[Tim] ...
The meaning of "clearing a weakref" has become ambiguous -- so far, to me (and I believe to Fred too) it's always meant both "set wr_object to Py_None" and "remove the weakref from its referent's list of weakrefs". You're sometimes using it to mean only the former. That may be a clever thing to do -- unsure yet.

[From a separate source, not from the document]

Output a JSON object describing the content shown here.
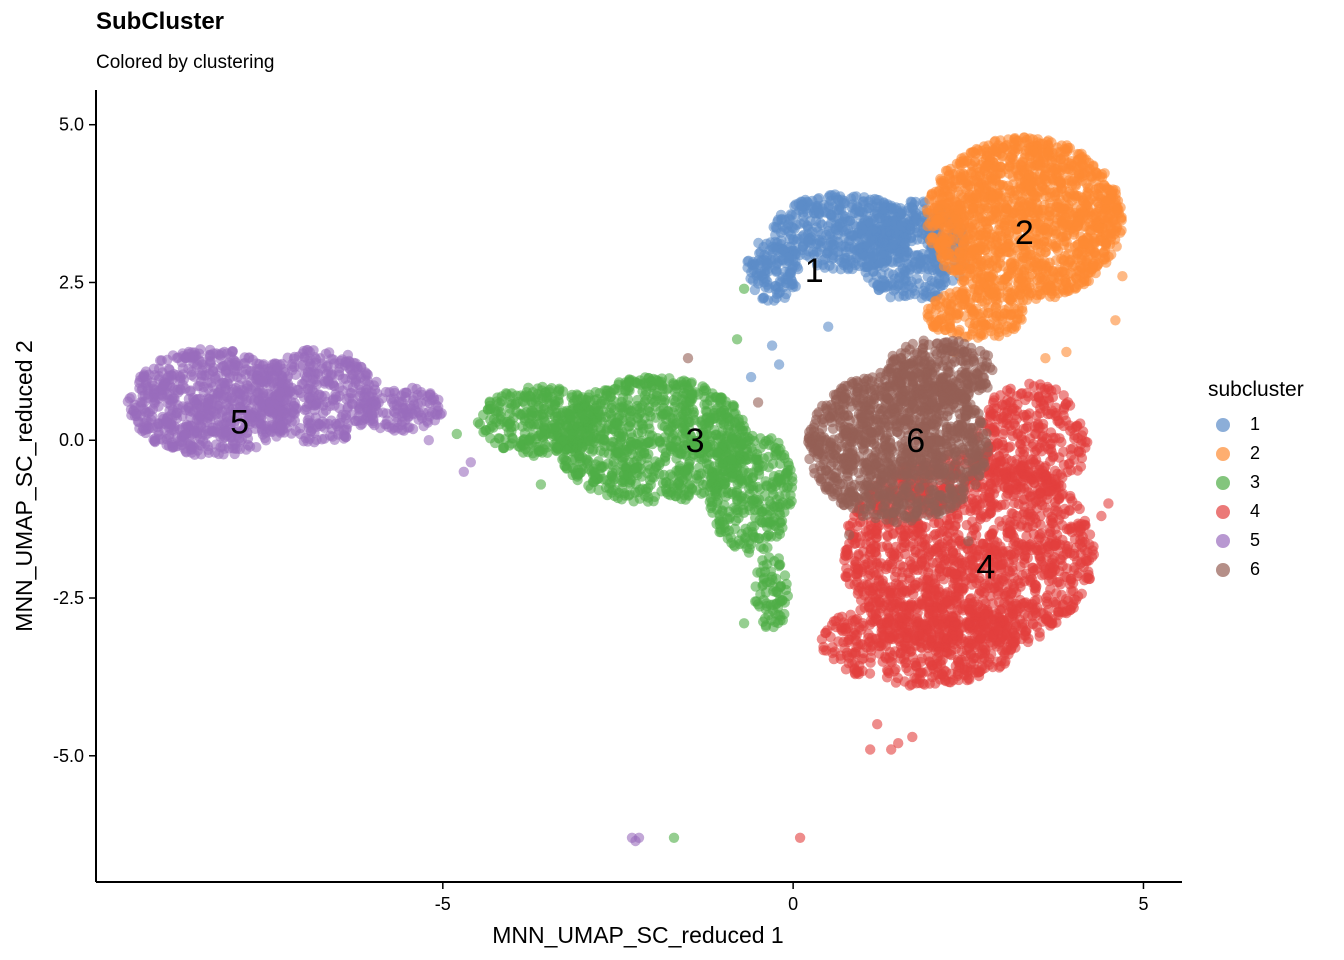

It has one downside that seems rare (the full Zope3 test suite provokes it, but not Python's): say a weakref W "is cleared" just by setting wr_object to Py_None. If W's refcount later falls to 0, weakref_dealloc() won't remove W from W's referent's list of weakrefs. That's the way clear_weakref() is written, and I think it has to be that way: if clear_weakref doesn't know what the referent is, it can't find the pointer to the head of the referent's weakref list, so it can't unlink W from the list correctly (unlike gc's doubly-linked lists, weakref lists aren't circular, and don't have list heads) This leaves free'd memory *in* the referent's weakref list. So if the referent's refcount falls to 0 after that, then PyObject_ClearWeakRefs() goes nuts trying to crawl over the freed memory. In a debug build that's obvious when it happens, because _PyWeakref_GetWeakrefCount() hits a weakref object full of 0xdb bytes.